Cheese seems to be food that is being swept along with this movement. It is awesome to read about how many artisan cheesemakers are developing a following across the United States; not just cheesemakers, but GREAT cheesemakers!
So, this NY Times article seemed to be right in stride with a more personal focus on food.
A couple of months ago Voyageur Press invited me to review an advance copy of a book written by Janet Hurst. It, too, seems to be riding the crest of this self-sufficiency, DIY wave of interest.
The title of Janet's book is “Homemade Cheese: Recipes for 50 Cheeses from Artisan Cheesemakers,” but this book includes so much more than recipes. My first impression was delight. Just flipping through the pages, taking in all the gorgeous color photographs that Janet included in her book, was a visual feast!
Since becoming intrigued with artisan cheese, I’ve often used “Home Cheese Making” by Ricki Caroll as my resource. It will remain a valued book in my library. Structured more like a manual, it has excellent cheesemaking recipes and provides a lot of ways to use the cheese, and a resource section telling where to get equipment and supplies. Janet Hurst even mentions Ricki as Queen of Cheese, and honors her as an inspiration and mentor.
Janet, however, presents a different approach. She includes easy-to-follow steps for cheesemaking, but additionally provides insight into the lives and production of twenty artisan cheesemakers who work their farms, dairies, creameries and take pride in their animals, their cheese, and their accomplishment. At the back of this book is a wealth of resources and websites to reference. I’m a visual freak, so I relished the abundance of photographs of animals, farms, cheesemakers, cheese, and prepared dishes.

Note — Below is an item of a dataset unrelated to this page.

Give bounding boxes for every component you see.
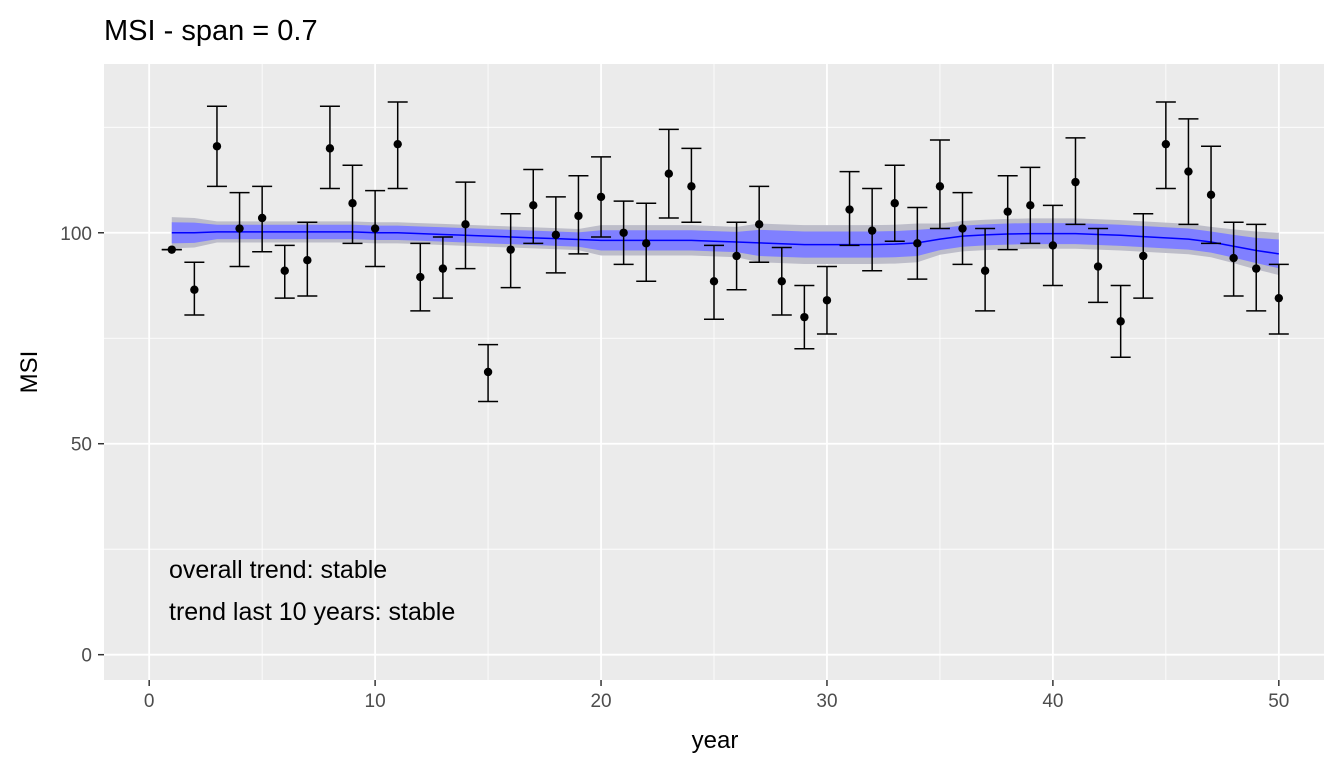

I responded readily to Janet’s book because it is so friendly, simple to follow, attractive to the eye, well researched and has a very personal touch. It’s like sitting down with her and, over a cup of coffee and a plate of hot out of the oven scones, having her share all of these wonderful experiences. Her passion for cheese is evident.
Janet writes from a background of 20 years of having a farm and goats and growing vegetables and making cheese. She’s still making cheese in her kitchen in Missouri, when she isn’t speaking to groups, teaching how to make cheese, freelance writing about cheese and food, and promoting her book.
Below I’ve included the link to Janet’s blog and her website. Her book is published by Voyageur Press, and is currently available for purchase for $19.95.
I wholeheartedly recommend you get your hands on a copy of “Homemade Cheese: Recipes for 50 Cheeses from Artisan Cheesemakers” and keep it within reach. It will provide you with wonderful ways you can make your own cheese in your own kitchen, and have fun doing it!